Before we get started, I should pre-empt this post with a concise summary of the helpful suggestions below, in case you don’t want to wade through all that pesky text:
- In your email, be brief and to the point.
- Cut it down to subject only if you can with EOM.
- For most email, try to keep it under five sentences.
Note: When we talk about email writing values this week, we’re talking primarily about work-related email. If you’re emailing a note to a friend, go nuts with whatever style of writing you prefer.
Get It in the Subject
Your subject line sets the tone for your entire email: Don’t throw it away. Instead, try making it into a clear statement of what’s going to be in the email. In fact, if you can say everything in the subject, you can stop there and go with the old End of Message (EOM) trick. Essentially, you write out your subject, add (EOM) to the end of the line, and hit send.
Treat Email Like SMS, and Whenever You Can, Keep It Under Five.Sentenc.es
When you’re trying to make your email more concise, it might help to try imposing a strict philosophy along the lines of five.sentenc.es:
E-mail takes too long to respond to, resulting in continuous inbox overflow for those who receive a lot of it.
Treat all email responses like SMS text messages, using a set number of letters per response. Since it’s too hard to count letters, we count sentences instead.
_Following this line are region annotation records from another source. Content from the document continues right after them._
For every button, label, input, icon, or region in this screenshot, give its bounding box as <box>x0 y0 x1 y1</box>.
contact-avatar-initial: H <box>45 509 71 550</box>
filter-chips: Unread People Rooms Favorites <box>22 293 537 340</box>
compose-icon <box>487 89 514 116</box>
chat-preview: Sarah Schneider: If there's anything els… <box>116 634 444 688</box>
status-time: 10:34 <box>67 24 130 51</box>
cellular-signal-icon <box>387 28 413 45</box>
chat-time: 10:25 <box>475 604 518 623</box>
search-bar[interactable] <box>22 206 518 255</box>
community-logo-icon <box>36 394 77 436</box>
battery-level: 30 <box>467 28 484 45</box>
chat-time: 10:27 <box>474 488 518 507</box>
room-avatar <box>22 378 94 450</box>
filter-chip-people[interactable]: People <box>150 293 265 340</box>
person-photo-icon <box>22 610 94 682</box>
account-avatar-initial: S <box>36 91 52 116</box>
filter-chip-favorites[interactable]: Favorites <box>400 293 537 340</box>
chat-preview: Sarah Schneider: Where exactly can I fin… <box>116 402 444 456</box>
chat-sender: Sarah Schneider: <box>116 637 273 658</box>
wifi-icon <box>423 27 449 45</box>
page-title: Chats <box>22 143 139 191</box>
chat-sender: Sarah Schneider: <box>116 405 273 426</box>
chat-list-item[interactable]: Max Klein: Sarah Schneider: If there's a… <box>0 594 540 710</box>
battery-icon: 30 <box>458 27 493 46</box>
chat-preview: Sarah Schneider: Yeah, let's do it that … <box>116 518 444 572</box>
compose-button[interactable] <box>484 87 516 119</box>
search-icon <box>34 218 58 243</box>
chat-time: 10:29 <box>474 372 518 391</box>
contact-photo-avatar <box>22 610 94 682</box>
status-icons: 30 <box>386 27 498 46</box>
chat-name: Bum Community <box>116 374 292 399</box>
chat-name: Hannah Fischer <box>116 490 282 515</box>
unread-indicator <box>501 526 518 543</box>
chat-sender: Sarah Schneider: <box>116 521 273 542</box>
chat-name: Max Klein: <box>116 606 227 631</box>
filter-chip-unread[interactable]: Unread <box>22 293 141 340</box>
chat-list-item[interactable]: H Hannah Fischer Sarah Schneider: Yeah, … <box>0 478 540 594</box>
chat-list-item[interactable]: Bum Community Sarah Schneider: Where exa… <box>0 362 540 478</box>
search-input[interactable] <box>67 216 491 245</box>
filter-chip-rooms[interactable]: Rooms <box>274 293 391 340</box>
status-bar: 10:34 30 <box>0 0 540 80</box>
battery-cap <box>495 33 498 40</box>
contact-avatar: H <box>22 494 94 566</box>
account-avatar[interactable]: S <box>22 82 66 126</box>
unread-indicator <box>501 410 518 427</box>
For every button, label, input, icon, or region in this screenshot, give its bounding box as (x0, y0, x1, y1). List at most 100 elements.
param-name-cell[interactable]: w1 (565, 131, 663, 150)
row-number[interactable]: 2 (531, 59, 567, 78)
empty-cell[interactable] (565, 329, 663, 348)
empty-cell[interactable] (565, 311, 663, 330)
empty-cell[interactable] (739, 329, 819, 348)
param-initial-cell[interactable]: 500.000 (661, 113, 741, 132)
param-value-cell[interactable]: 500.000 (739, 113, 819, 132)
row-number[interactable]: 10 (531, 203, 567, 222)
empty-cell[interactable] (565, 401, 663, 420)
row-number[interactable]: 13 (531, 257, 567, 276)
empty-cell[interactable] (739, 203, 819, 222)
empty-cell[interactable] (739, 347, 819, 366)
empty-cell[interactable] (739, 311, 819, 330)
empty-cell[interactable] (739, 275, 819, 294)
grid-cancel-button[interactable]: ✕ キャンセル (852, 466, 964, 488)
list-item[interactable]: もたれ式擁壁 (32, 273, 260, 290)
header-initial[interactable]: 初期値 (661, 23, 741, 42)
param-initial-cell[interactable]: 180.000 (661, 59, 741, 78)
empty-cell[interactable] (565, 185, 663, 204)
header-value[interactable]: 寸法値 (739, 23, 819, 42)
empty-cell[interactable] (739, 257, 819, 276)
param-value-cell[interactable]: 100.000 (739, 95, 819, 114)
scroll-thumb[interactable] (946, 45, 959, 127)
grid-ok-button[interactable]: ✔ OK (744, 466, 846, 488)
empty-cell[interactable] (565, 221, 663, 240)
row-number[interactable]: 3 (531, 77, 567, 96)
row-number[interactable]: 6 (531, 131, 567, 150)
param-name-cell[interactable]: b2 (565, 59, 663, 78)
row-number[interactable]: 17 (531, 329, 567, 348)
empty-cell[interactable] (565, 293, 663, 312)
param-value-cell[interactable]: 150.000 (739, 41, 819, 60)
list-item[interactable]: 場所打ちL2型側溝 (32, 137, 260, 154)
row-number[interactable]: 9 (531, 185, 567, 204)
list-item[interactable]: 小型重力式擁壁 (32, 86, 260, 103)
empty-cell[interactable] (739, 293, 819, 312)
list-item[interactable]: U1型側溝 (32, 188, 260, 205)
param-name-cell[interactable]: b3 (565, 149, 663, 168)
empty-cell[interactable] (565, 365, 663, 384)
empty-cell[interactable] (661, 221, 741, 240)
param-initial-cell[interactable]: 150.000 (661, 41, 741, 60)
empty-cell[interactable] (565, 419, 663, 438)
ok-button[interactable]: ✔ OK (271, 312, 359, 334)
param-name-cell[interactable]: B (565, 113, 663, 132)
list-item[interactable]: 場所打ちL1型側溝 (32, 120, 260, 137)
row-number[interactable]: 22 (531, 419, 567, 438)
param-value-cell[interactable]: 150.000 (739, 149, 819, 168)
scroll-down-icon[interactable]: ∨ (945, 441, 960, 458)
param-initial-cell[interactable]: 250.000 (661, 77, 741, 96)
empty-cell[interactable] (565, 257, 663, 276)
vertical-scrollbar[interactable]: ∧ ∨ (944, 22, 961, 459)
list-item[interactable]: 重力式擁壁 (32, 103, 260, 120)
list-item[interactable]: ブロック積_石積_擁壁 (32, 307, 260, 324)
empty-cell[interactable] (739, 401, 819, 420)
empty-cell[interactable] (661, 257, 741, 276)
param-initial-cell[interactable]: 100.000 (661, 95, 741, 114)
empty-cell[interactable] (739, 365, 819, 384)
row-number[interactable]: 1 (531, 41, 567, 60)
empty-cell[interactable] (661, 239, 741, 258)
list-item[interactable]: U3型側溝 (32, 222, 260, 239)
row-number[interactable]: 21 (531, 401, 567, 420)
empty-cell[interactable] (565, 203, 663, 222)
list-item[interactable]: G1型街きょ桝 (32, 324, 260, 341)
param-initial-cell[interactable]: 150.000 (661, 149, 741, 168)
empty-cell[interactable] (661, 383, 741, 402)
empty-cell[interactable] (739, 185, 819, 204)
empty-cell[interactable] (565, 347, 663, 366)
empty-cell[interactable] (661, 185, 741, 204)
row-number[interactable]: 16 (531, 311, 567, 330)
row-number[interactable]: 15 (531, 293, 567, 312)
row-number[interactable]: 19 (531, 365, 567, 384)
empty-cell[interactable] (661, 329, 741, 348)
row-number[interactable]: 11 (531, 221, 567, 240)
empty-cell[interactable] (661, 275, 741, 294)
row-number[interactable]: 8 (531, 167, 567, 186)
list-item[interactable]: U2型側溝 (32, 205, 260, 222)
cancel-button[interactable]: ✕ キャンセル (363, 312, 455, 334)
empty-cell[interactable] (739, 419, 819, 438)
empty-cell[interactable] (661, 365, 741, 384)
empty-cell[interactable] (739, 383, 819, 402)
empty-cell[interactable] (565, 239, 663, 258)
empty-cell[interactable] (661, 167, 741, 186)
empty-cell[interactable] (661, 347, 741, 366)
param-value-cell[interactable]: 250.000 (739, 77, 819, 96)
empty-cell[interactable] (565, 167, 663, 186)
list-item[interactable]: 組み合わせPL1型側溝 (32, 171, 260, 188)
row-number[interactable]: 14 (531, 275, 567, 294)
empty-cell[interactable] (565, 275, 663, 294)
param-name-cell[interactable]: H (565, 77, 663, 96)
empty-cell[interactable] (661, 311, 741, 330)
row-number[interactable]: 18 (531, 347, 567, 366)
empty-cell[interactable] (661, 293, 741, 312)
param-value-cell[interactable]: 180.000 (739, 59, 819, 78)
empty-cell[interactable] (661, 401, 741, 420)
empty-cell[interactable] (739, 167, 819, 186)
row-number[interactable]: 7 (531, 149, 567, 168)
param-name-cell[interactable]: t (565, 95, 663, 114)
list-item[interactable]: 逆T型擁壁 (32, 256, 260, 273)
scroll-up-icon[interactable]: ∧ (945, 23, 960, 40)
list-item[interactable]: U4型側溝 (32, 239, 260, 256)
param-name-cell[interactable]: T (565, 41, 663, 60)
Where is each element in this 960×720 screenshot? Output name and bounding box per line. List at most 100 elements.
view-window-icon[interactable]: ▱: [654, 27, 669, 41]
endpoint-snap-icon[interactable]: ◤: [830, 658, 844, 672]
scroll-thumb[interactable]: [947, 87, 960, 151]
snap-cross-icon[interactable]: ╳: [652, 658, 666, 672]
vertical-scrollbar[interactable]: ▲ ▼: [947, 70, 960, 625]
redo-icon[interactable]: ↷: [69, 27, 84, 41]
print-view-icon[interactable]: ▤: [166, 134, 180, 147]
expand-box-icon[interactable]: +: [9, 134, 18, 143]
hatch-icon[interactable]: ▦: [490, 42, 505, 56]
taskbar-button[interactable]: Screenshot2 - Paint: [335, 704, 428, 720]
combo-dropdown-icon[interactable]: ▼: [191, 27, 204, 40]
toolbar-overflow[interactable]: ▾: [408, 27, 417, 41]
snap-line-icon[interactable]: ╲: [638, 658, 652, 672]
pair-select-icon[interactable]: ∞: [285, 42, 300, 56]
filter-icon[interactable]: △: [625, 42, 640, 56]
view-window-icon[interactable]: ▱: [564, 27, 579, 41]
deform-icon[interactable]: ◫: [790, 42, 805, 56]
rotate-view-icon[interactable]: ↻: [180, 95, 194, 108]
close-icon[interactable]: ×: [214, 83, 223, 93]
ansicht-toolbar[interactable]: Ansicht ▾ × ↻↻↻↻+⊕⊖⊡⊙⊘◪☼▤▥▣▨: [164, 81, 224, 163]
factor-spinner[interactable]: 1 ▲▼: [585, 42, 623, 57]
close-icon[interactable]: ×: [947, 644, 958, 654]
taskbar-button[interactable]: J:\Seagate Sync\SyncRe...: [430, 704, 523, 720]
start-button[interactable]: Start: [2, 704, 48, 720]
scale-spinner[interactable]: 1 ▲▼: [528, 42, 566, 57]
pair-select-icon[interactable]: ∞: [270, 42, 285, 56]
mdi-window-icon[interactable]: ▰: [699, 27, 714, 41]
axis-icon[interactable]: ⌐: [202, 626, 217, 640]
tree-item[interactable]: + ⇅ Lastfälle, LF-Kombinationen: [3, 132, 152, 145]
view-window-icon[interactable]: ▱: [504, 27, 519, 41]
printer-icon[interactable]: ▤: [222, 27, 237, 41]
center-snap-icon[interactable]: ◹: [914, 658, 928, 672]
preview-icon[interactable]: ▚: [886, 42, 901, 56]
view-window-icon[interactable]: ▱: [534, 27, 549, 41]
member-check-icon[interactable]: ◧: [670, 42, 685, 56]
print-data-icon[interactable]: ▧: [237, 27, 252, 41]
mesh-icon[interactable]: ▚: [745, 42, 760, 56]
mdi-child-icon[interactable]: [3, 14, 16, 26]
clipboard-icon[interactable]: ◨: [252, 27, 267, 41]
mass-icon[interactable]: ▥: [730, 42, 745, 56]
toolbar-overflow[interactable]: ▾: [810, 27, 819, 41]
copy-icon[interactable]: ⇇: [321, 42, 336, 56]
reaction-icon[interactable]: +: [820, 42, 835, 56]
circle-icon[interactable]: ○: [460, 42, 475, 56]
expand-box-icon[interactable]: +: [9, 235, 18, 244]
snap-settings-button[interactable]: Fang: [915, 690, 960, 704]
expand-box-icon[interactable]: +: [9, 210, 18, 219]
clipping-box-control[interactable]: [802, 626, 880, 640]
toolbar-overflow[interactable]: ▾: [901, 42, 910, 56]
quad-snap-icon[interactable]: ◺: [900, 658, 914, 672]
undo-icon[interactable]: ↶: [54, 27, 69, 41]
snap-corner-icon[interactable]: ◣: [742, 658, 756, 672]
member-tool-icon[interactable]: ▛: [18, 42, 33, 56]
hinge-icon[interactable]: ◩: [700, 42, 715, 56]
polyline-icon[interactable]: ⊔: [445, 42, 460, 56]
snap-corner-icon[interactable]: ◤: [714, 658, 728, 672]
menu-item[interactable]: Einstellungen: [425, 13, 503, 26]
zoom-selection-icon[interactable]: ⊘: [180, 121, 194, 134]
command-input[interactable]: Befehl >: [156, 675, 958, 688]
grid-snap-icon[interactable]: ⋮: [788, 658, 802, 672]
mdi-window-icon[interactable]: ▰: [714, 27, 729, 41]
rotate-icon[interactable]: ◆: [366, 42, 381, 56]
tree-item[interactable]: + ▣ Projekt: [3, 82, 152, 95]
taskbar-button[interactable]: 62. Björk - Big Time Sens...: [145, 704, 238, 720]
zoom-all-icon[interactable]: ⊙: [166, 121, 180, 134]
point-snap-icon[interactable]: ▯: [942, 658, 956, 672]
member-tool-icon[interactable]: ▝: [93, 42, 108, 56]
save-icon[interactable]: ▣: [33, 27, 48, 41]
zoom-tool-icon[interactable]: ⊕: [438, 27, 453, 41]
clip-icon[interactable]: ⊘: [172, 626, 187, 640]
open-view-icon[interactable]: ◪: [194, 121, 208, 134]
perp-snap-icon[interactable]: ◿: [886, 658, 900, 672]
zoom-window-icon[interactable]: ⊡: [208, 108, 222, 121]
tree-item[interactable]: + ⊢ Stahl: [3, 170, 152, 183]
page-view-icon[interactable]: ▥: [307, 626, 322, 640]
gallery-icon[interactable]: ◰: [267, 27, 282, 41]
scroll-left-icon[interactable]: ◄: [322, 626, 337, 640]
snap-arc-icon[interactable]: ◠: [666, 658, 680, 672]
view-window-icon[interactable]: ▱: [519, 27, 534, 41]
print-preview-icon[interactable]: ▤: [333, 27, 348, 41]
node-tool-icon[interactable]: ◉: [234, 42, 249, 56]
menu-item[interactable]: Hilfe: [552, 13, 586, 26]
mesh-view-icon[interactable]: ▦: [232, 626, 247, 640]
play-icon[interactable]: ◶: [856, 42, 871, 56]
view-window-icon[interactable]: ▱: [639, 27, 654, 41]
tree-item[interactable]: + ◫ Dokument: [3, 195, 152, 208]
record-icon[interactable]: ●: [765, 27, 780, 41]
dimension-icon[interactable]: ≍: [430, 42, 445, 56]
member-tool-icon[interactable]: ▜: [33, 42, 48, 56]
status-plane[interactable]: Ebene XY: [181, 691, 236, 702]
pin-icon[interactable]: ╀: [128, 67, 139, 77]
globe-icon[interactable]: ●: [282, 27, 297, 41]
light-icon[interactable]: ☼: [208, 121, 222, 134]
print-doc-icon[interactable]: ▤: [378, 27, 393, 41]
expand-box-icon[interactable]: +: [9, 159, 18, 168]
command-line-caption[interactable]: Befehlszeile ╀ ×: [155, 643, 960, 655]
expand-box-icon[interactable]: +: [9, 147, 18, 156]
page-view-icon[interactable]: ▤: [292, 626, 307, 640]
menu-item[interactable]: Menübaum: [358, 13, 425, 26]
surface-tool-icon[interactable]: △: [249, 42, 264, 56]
five.sentenc.es is a personal policy that all email responses regardless of recipient or subject will be five sentences or less. It’s that simple.
The site suggests adding some text to your email signature pointing the recipient toward five.sentenc.es in explanation of your brevity; you can also get more extreme with four.sentenc.es, three.sentenc.es or two.sentenc.es.
Of course, you don’t need to use any site to explain your concision. Just keep it clear, keep it concise, and your recipients will thank you.